# A few Honey pics



## Janev1000 (Oct 4, 2011)

Having seen all the pics of Nina, I thought I should post a few pics of Honey now she's 14 months old! She's kind of similar to Nina but she's got a longer and narrower muzzle and not half as photogenic as little Nina! She hates the camera! I haven't posted many of her as she's very scared of my phone/camera. The first two I managed to get of her through the window but the last one shows her true fear. I'd asked her to sit and then when she saw me go to take a picture she crouched down, poor thing. Makes her look really tiny! x


----------



## mandym (Jun 5, 2011)

Wow jane she is gorgeous!!! She is very photogentic,i love her! she has a look of miley about her i think only an english version xxx


----------



## RuthMill (Jun 30, 2012)

Gorgeous gorgeous girl.


----------



## mairi1 (Mar 12, 2012)

Aw Honey Bunny...you are such a gorgeous girl...I don't understand why you don't like having your photo taken as you're such a great model 

She looks fab Jane, love the 2nd pic...she's got a real girly face 

Need a little Biscuit fix now 

xxx


----------



## Woo (Oct 5, 2011)

Lovely honey, grown up so pretty


----------



## Tinman (Apr 23, 2013)

She is lovely, I love the one through the patio door, is she a very nervous dog?


----------



## dmgalley (Aug 19, 2012)

Honey is beautiful

Sent from my SGH-T989 using Tapatalk 2


----------



## Fiver (Nov 26, 2011)

Jane, Honey is gorgeous she has a lovely coat. 

Val


----------



## wilfiboy (Sep 18, 2010)

Jane she's a beauty, her face in the second one.... Ahhh trying to slighly take her picture x


----------



## Janev1000 (Oct 4, 2011)

Tinman said:


> She is lovely, I love the one through the patio door, is she a very nervous dog?

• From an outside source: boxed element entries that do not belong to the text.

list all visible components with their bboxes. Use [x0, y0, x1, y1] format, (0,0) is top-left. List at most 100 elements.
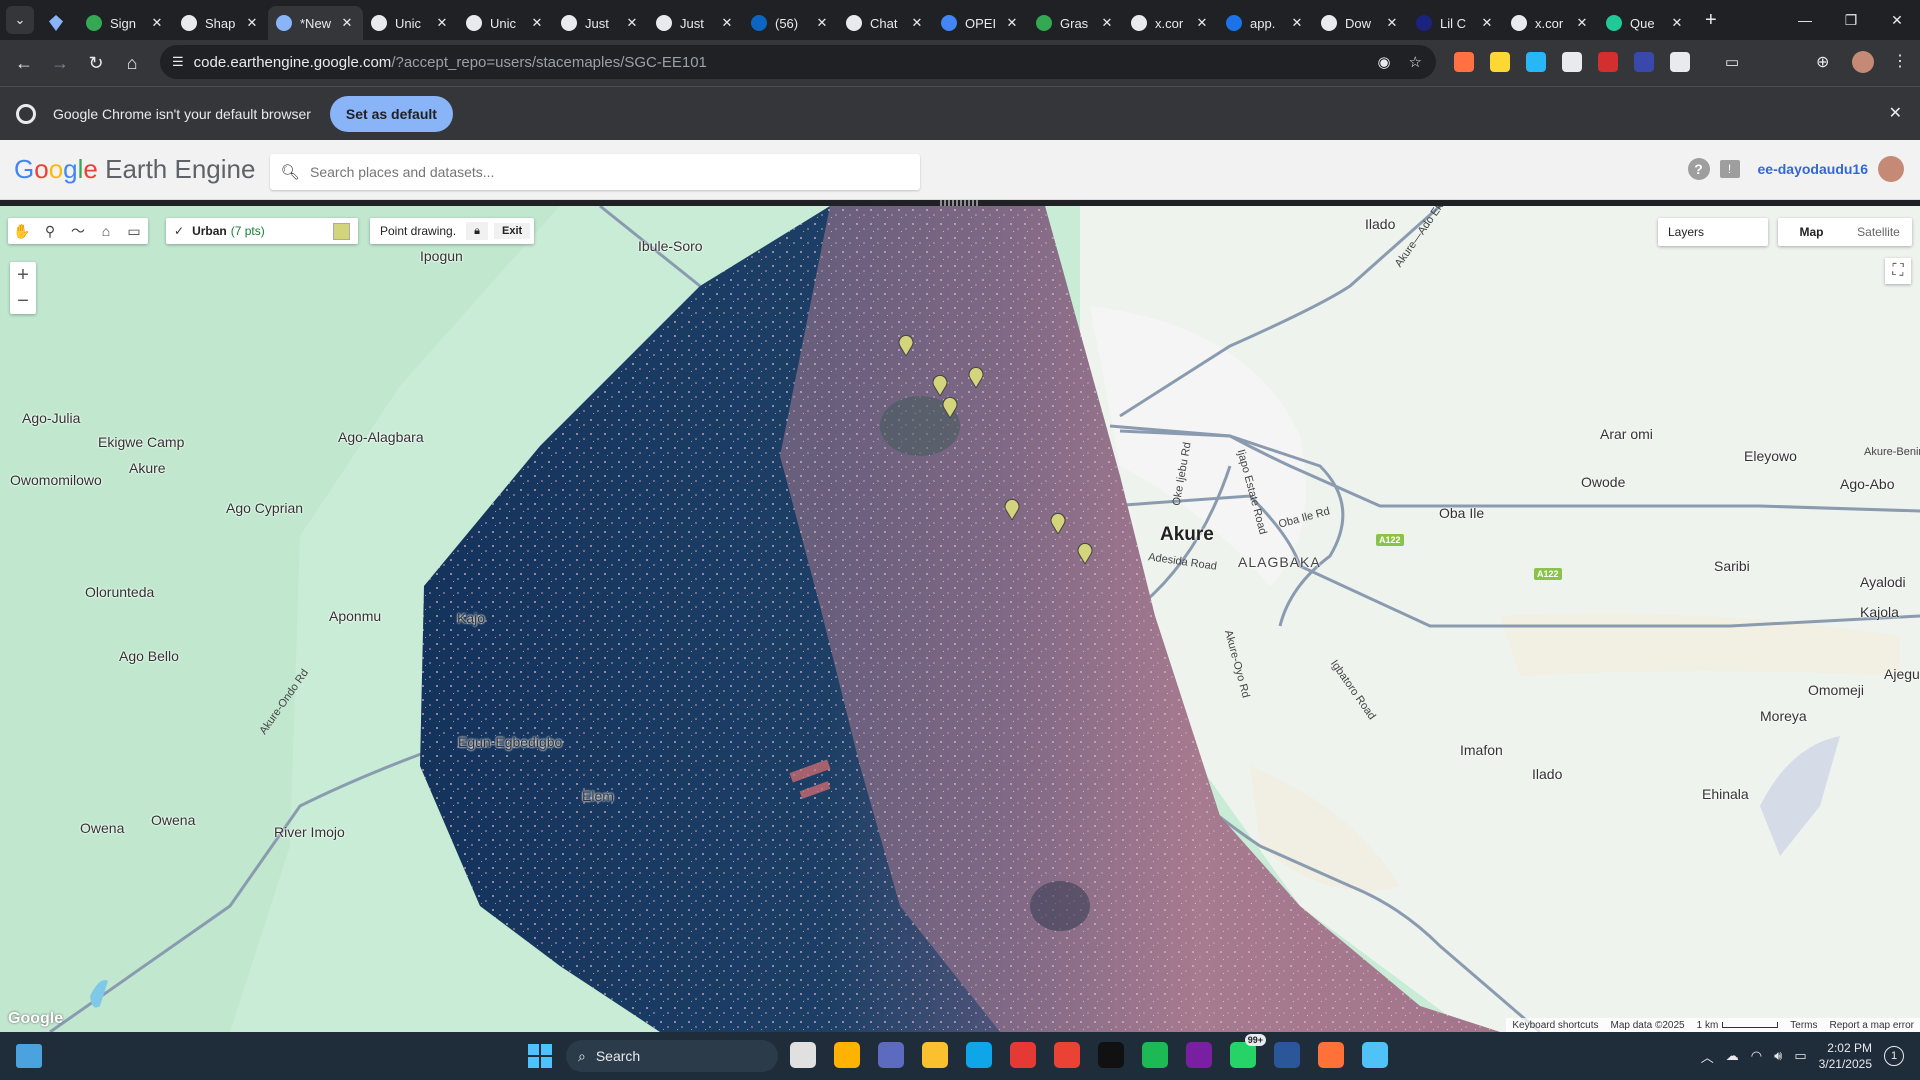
- taskbar-app-icon[interactable]: [834, 1042, 860, 1068]
- start-button[interactable]: [528, 1044, 552, 1068]
- notification-badge[interactable]: 1: [1884, 1046, 1904, 1066]
- widgets-icon[interactable]: [16, 1044, 42, 1068]
- downloads-icon[interactable]: ⊕: [1816, 52, 1829, 72]
- scale-bar[interactable]: 1 km: [1697, 1020, 1779, 1031]
- tab-close-icon[interactable]: ✕: [529, 15, 545, 31]
- forward-button[interactable]: →: [42, 45, 78, 81]
- tab-search-button[interactable]: ⌄: [6, 6, 34, 34]
- home-button[interactable]: ⌂: [114, 45, 150, 81]
- restore-button[interactable]: ❐: [1828, 0, 1874, 40]
- extension-icon[interactable]: [1454, 52, 1474, 72]
- layer-color-swatch[interactable]: [333, 223, 350, 240]
- keyboard-shortcuts-link[interactable]: Keyboard shortcuts: [1512, 1020, 1598, 1031]
- point-marker[interactable]: [932, 374, 948, 396]
- cloud-icon[interactable]: ☁: [1726, 1048, 1739, 1064]
- point-marker[interactable]: [1050, 512, 1066, 534]
- extension-icon[interactable]: [1562, 52, 1582, 72]
- taskbar-app-icon[interactable]: [1362, 1042, 1388, 1068]
- feedback-icon[interactable]: !: [1719, 160, 1740, 178]
- taskbar-app-icon[interactable]: [1098, 1042, 1124, 1068]
- extension-icon[interactable]: [1598, 52, 1618, 72]
- wifi-icon[interactable]: ◠: [1751, 1048, 1762, 1064]
- tab-close-icon[interactable]: ✕: [1669, 15, 1685, 31]
- draw-shape-icon[interactable]: ⌂: [92, 218, 120, 244]
- gee-logo[interactable]: Google Earth Engine: [14, 154, 255, 185]
- point-marker[interactable]: [942, 396, 958, 418]
- search-input[interactable]: [310, 164, 890, 180]
- browser-tab[interactable]: Gras ✕: [1028, 6, 1123, 40]
- browser-tab[interactable]: Dow ✕: [1313, 6, 1408, 40]
- taskbar-app-icon[interactable]: [1142, 1042, 1168, 1068]
- tab-close-icon[interactable]: ✕: [339, 15, 355, 31]
- terms-link[interactable]: Terms: [1790, 1020, 1817, 1031]
- user-project-name[interactable]: ee-dayodaudu16: [1758, 161, 1868, 177]
- tab-close-icon[interactable]: ✕: [1384, 15, 1400, 31]
- tab-close-icon[interactable]: ✕: [149, 15, 165, 31]
- browser-tab[interactable]: x.cor ✕: [1123, 6, 1218, 40]
- point-marker[interactable]: [1004, 498, 1020, 520]
- tab-close-icon[interactable]: ✕: [244, 15, 260, 31]
- lock-icon[interactable]: 🔒︎: [466, 222, 489, 240]
- browser-tab[interactable]: Just ✕: [648, 6, 743, 40]
- browser-tab[interactable]: Que ✕: [1598, 6, 1693, 40]
- taskbar-app-icon[interactable]: [878, 1042, 904, 1068]
- draw-rectangle-icon[interactable]: ▭: [120, 218, 148, 244]
- browser-tab[interactable]: Chat ✕: [838, 6, 933, 40]
- map-type-satellite[interactable]: Satellite: [1845, 218, 1912, 246]
- pan-hand-icon[interactable]: ✋: [8, 218, 36, 244]
- extension-icon[interactable]: [1490, 52, 1510, 72]
- extension-icon[interactable]: [1526, 52, 1546, 72]
- set-default-button[interactable]: Set as default: [329, 95, 453, 132]
- gee-search-box[interactable]: 🔍︎: [270, 154, 920, 190]
- browser-tab[interactable]: Just ✕: [553, 6, 648, 40]
- browser-tab[interactable]: Sign ✕: [78, 6, 173, 40]
- battery-icon[interactable]: ▭: [1794, 1048, 1806, 1064]
- taskbar-app-icon[interactable]: [966, 1042, 992, 1068]
- browser-tab[interactable]: *New ✕: [268, 6, 363, 40]
- browser-tab[interactable]: Shap ✕: [173, 6, 268, 40]
- taskbar-app-icon[interactable]: [1010, 1042, 1036, 1068]
- exit-drawing-button[interactable]: Exit: [494, 223, 531, 239]
- taskbar-app-icon[interactable]: [1054, 1042, 1080, 1068]
- eye-icon[interactable]: ◉: [1377, 53, 1390, 71]
- chrome-menu-icon[interactable]: ⋮: [1892, 51, 1908, 71]
- minimize-button[interactable]: —: [1782, 0, 1828, 40]
- taskbar-app-icon[interactable]: [790, 1042, 816, 1068]
- layers-button[interactable]: Layers: [1658, 218, 1768, 246]
- taskbar-app-icon[interactable]: [1186, 1042, 1212, 1068]
- close-window-button[interactable]: ✕: [1874, 0, 1920, 40]
- tab-close-icon[interactable]: ✕: [1194, 15, 1210, 31]
- address-bar[interactable]: ☰ code.earthengine.google.com/?accept_re…: [160, 45, 1436, 79]
- tab-close-icon[interactable]: ✕: [1289, 15, 1305, 31]
- report-error-link[interactable]: Report a map error: [1830, 1020, 1914, 1031]
- browser-tab[interactable]: OPEI ✕: [933, 6, 1028, 40]
- back-button[interactable]: ←: [6, 45, 42, 81]
- volume-icon[interactable]: 🔊︎: [1774, 1048, 1782, 1064]
- browser-tab[interactable]: Unic ✕: [458, 6, 553, 40]
- point-marker[interactable]: [968, 366, 984, 388]
- taskbar-app-icon[interactable]: [1318, 1042, 1344, 1068]
- tab-close-icon[interactable]: ✕: [434, 15, 450, 31]
- map-canvas[interactable]: A122 A122 Ipogun Ibule-Soro Ilado Ago-Ju…: [0, 206, 1920, 1032]
- browser-tab[interactable]: app. ✕: [1218, 6, 1313, 40]
- extension-icon[interactable]: [1670, 52, 1690, 72]
- browser-tab[interactable]: x.cor ✕: [1503, 6, 1598, 40]
- user-avatar[interactable]: [1878, 156, 1904, 182]
- new-tab-button[interactable]: +: [1705, 9, 1717, 32]
- tray-overflow-icon[interactable]: ︿: [1701, 1047, 1714, 1066]
- tab-close-icon[interactable]: ✕: [1574, 15, 1590, 31]
- pinned-tab[interactable]: [34, 6, 78, 40]
- browser-tab[interactable]: Lil C ✕: [1408, 6, 1503, 40]
- browser-tab[interactable]: (56) ✕: [743, 6, 838, 40]
- tab-close-icon[interactable]: ✕: [909, 15, 925, 31]
- fullscreen-icon[interactable]: ⛶: [1885, 258, 1911, 284]
- draw-line-icon[interactable]: 〜: [64, 218, 92, 244]
- tab-close-icon[interactable]: ✕: [719, 15, 735, 31]
- taskbar-search[interactable]: ⌕ Search: [566, 1040, 778, 1072]
- browser-tab[interactable]: Unic ✕: [363, 6, 458, 40]
- help-icon[interactable]: ?: [1687, 158, 1710, 180]
- zoom-in-button[interactable]: +: [10, 262, 36, 288]
- point-marker[interactable]: [898, 334, 914, 356]
- taskbar-app-icon[interactable]: [922, 1042, 948, 1068]
- zoom-out-button[interactable]: −: [10, 288, 36, 314]
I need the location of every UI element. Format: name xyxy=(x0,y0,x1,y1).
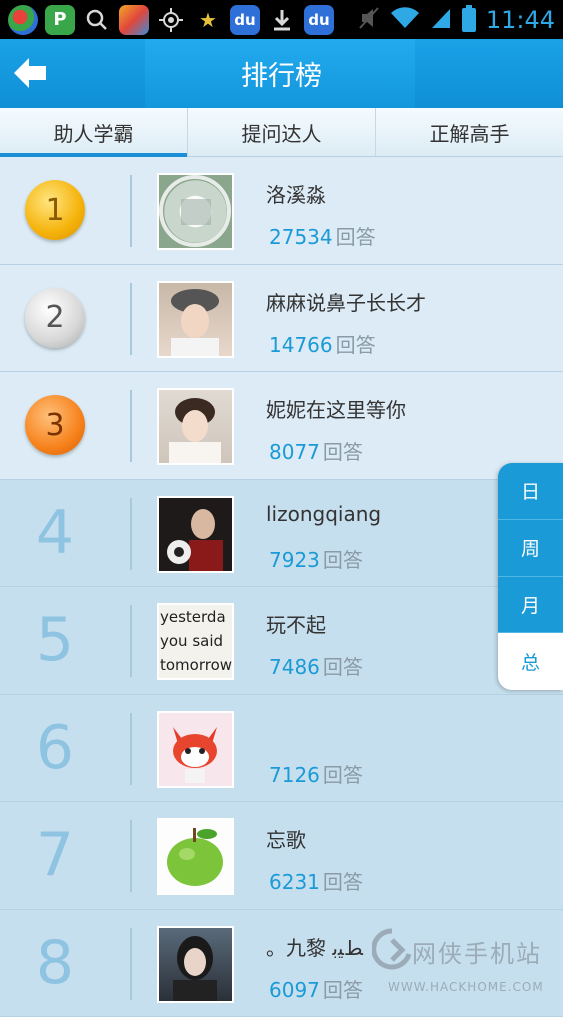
signal-icon xyxy=(430,6,452,34)
baidu-icon: du xyxy=(230,5,260,35)
app-p-icon: P xyxy=(45,5,75,35)
back-button[interactable] xyxy=(10,53,50,93)
user-name: lizongqiang xyxy=(266,502,381,526)
list-item[interactable]: 1 洛溪淼 27534回答 xyxy=(0,157,563,265)
avatar[interactable] xyxy=(157,281,234,358)
user-name: 忘歌 xyxy=(266,824,306,853)
silver-medal-icon: 2 xyxy=(25,288,85,348)
bronze-medal-icon: 3 xyxy=(25,395,85,455)
watermark-logo-icon xyxy=(372,928,412,972)
rank-number: 6 xyxy=(36,713,74,783)
app-notification-icon xyxy=(8,5,38,35)
answer-count: 27534回答 xyxy=(269,221,376,250)
period-total-button[interactable]: 总 xyxy=(498,633,563,690)
tab-helper-master[interactable]: 助人学霸 xyxy=(0,108,188,156)
clock: 11:44 xyxy=(486,6,555,34)
avatar[interactable] xyxy=(157,173,234,250)
watermark-text: 网侠手机站 xyxy=(412,934,542,969)
list-item[interactable]: 5 yesterda you said tomorrow 玩不起 7486回答 xyxy=(0,587,563,695)
title-bar: 排行榜 xyxy=(0,39,563,108)
baidu-icon-2: du xyxy=(304,5,334,35)
list-item[interactable]: 6 7126回答 xyxy=(0,695,563,803)
ranking-list: 1 洛溪淼 27534回答 2 麻麻说鼻子长长才 14766回答 3 妮妮在这 xyxy=(0,157,563,1017)
rank-number: 7 xyxy=(36,820,74,890)
arrow-left-icon xyxy=(11,55,49,91)
watermark-url: WWW.HACKHOME.COM xyxy=(388,980,544,994)
avatar[interactable] xyxy=(157,818,234,895)
user-name: 麻麻说鼻子长长才 xyxy=(266,287,426,316)
watermark: 网侠手机站 WWW.HACKHOME.COM xyxy=(372,928,562,998)
rank-number: 4 xyxy=(36,498,74,568)
period-day-button[interactable]: 日 xyxy=(498,463,563,520)
answer-count: 7486回答 xyxy=(269,651,363,680)
avatar[interactable] xyxy=(157,388,234,465)
status-bar: P ★ du du 11:44 xyxy=(0,0,563,39)
user-name: 玩不起 xyxy=(266,609,326,638)
list-item[interactable]: 2 麻麻说鼻子长长才 14766回答 xyxy=(0,265,563,373)
rank-number: 5 xyxy=(36,605,74,675)
rank-number: 8 xyxy=(36,928,74,998)
answer-count: 8077回答 xyxy=(269,436,363,465)
answer-count: 7923回答 xyxy=(269,544,363,573)
list-item[interactable]: 7 忘歌 6231回答 xyxy=(0,802,563,910)
avatar[interactable]: yesterda you said tomorrow xyxy=(157,603,234,680)
tab-correct-answer-master[interactable]: 正解高手 xyxy=(376,108,563,156)
answer-count: 7126回答 xyxy=(269,759,363,788)
list-item[interactable]: 4 lizongqiang 7923回答 xyxy=(0,480,563,588)
tab-question-master[interactable]: 提问达人 xyxy=(188,108,376,156)
answer-count: 6097回答 xyxy=(269,974,363,1003)
user-name: 洛溪淼 xyxy=(266,179,326,208)
avatar[interactable] xyxy=(157,496,234,573)
wifi-icon xyxy=(390,6,420,34)
avatar[interactable] xyxy=(157,926,234,1003)
mute-icon xyxy=(358,6,380,34)
gps-icon xyxy=(156,5,186,35)
gold-medal-icon: 1 xyxy=(25,180,85,240)
period-selector: 日 周 月 总 xyxy=(498,463,563,690)
battery-icon xyxy=(462,8,476,32)
period-month-button[interactable]: 月 xyxy=(498,577,563,634)
user-name: 。九黎 ﻂﻴﺑ xyxy=(266,932,363,961)
star-icon: ★ xyxy=(193,5,223,35)
list-item[interactable]: 3 妮妮在这里等你 8077回答 xyxy=(0,372,563,480)
tab-bar: 助人学霸 提问达人 正解高手 xyxy=(0,108,563,157)
app-colorful-icon xyxy=(119,5,149,35)
answer-count: 14766回答 xyxy=(269,329,376,358)
answer-count: 6231回答 xyxy=(269,866,363,895)
download-icon xyxy=(267,5,297,35)
page-title: 排行榜 xyxy=(241,54,322,93)
search-icon xyxy=(82,5,112,35)
avatar[interactable] xyxy=(157,711,234,788)
period-week-button[interactable]: 周 xyxy=(498,520,563,577)
user-name: 妮妮在这里等你 xyxy=(266,394,406,423)
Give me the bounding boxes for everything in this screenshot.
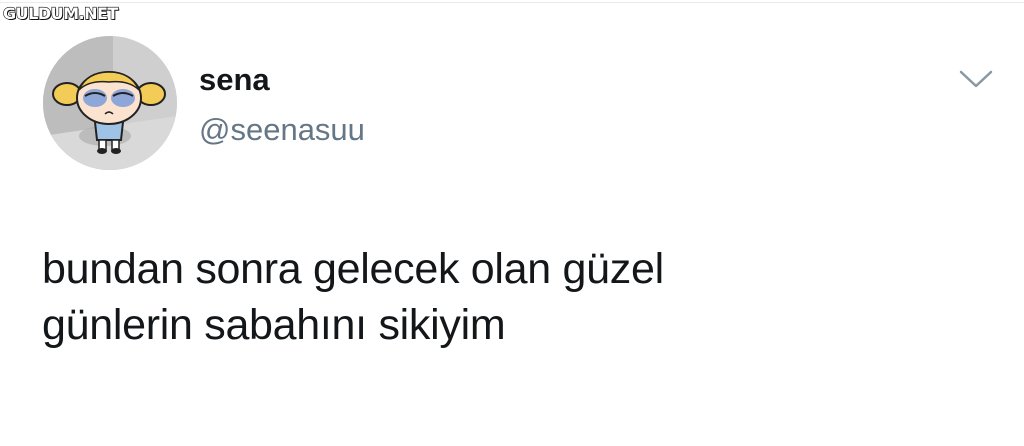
author-handle[interactable]: @seenasuu: [199, 112, 365, 148]
tweet-text: bundan sonra gelecek olan güzel günlerin…: [42, 241, 982, 353]
site-watermark: GULDUM.NET: [2, 3, 119, 23]
chevron-down-icon[interactable]: [957, 66, 995, 92]
avatar[interactable]: [43, 36, 177, 170]
tweet-text-line: bundan sonra gelecek olan güzel: [42, 245, 664, 293]
tweet-text-line: günlerin sabahını sikiyim: [42, 301, 506, 349]
top-divider: [0, 2, 1024, 3]
cartoon-girl-avatar-icon: [43, 36, 177, 170]
author-display-name[interactable]: sena: [199, 62, 270, 98]
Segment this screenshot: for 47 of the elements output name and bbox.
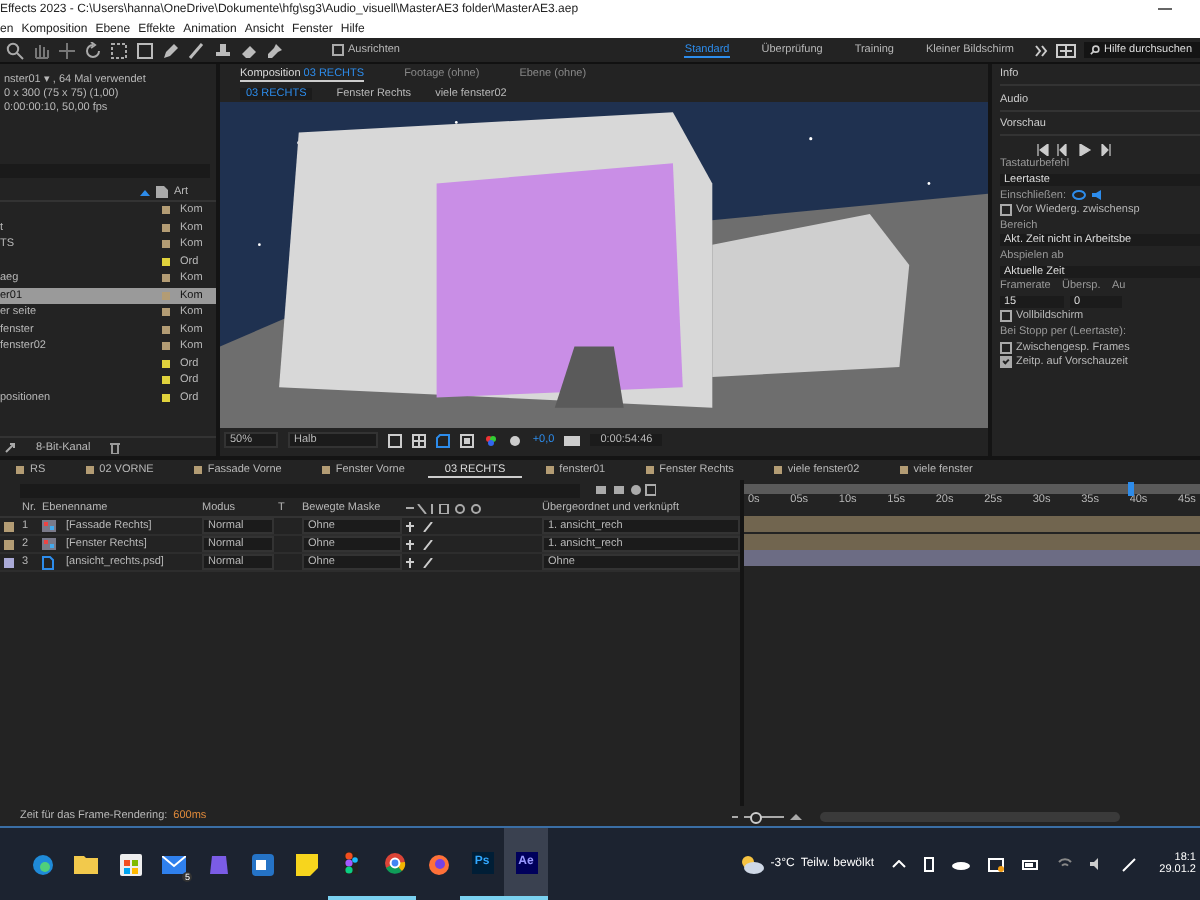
zoom-slider[interactable] (744, 811, 784, 821)
layer-switches-icon (406, 503, 486, 513)
label-icon[interactable] (155, 186, 168, 198)
file-icon (42, 555, 54, 569)
transparency-icon[interactable] (460, 433, 475, 447)
grid-icon[interactable] (412, 433, 427, 447)
stamp-icon[interactable] (214, 41, 232, 59)
label-swatch[interactable] (4, 557, 14, 567)
exposure-icon[interactable] (508, 433, 523, 447)
cloud-icon[interactable] (952, 859, 970, 869)
panel-layout-icon[interactable] (1056, 43, 1076, 57)
shy-pen-switches-icon[interactable] (406, 557, 434, 567)
scrollbar[interactable] (820, 811, 1120, 821)
search-icon (1090, 44, 1100, 56)
label-swatch[interactable] (4, 539, 14, 549)
wifi-icon[interactable] (1058, 858, 1072, 870)
playhead[interactable] (1127, 482, 1134, 496)
rectangle-icon[interactable] (136, 41, 154, 59)
shy-pen-switches-icon[interactable] (406, 539, 434, 549)
minimize-icon[interactable] (1158, 8, 1172, 12)
label-swatch[interactable] (4, 521, 14, 531)
mask-icon[interactable] (436, 433, 451, 447)
composition-icon (42, 538, 56, 550)
hand-icon[interactable] (32, 41, 50, 59)
more-icon[interactable] (1034, 43, 1048, 57)
rotate-icon[interactable] (84, 41, 102, 59)
color-channels-icon[interactable] (484, 433, 499, 447)
display-icon[interactable] (988, 857, 1004, 871)
composition-icon (42, 520, 56, 532)
speaker-icon[interactable] (1092, 190, 1103, 201)
comp-switches-icon[interactable] (596, 484, 656, 496)
sort-icon[interactable] (139, 189, 150, 195)
brush-icon[interactable] (188, 41, 206, 59)
trash-icon[interactable] (110, 441, 121, 453)
chevron-up-icon[interactable] (892, 860, 906, 868)
eye-icon[interactable] (1072, 190, 1087, 201)
battery-icon[interactable] (1022, 859, 1040, 869)
shy-pen-switches-icon[interactable] (406, 521, 434, 531)
move-icon[interactable] (58, 41, 76, 59)
cloud-sun-icon[interactable] (740, 854, 765, 874)
transport-controls-icon[interactable] (1036, 143, 1116, 156)
zoom-in-icon[interactable] (790, 813, 802, 819)
battery-icon[interactable] (924, 856, 934, 872)
safe-zones-icon[interactable] (388, 433, 403, 447)
layer-duration-bar[interactable] (744, 533, 1200, 549)
zoom-icon[interactable] (6, 41, 24, 59)
speaker-icon[interactable] (1090, 858, 1104, 870)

Yes, she is what I'd call a 'delicate' little dog. I don't know why but she is just not comfortable with many household noises and is often spotted with her tail between her legs. It's either in her nature or due to the fact she spent a lot of time in the garden at her breeder's house, although it was during nice weather last August. However, she seems completely fearless on walks and can be quite a nuttly little thing! She just loves meeting other dogs and people and gets very excited about it, which often makes people laugh! x


----------



## Janev1000 (Oct 4, 2011)

mandym said:


> Wow jane she is gorgeous!!! She is very photogentic,i love her! she has a look of miley about her i think only an english version xxx


Hi Mandy I remember you saying that Miley had a small face. When wet, Honey has such a tiny little face. It's amazing how different they look without their fluff! x


----------



## Jedicrazy (Apr 26, 2011)

AAh bless her, she is a pretty little girl Jane. Such a shame she doesn't like the camera. I wonder if there is a way to de-senstize her to it. Have you tried getting the camera out and just holding it in you hand while feeding her treats? Then progress to letting her sniff it, holding the camera up etc. etc. Sorry if you already have but would be lovely to try and fix her fear of it.


----------



## DB1 (Jan 20, 2012)

She is very sweet and girly - 2nd photo is lovely, looks like a lovely smile.


----------



## JoJo (Mar 2, 2011)

Oh Jane I am so pleased I saw this thread .. Honey is very pretty  bet her coat is easier to groom than Biccy's .. Her colouring is lovely . oh I love her xxx


----------



## dio.ren (Jan 18, 2013)

She is so cute and for being scared she is quite the poser


----------



## Muttley Brody (Feb 14, 2012)

Honey is so very pretty and they are lovely photos.


----------



## lady amanda (Nov 26, 2010)

oh sweet thing, that is too bad that she is afraid of the camera.


----------



## Cat 53 (Aug 26, 2012)

She is lovely. Looks like she has a halo! . Isn't it funny they way they get upset and nervouse over the oddest things. Maybe her hearing is ultra sensitive and all the house hold noise is just too jarring for her.


----------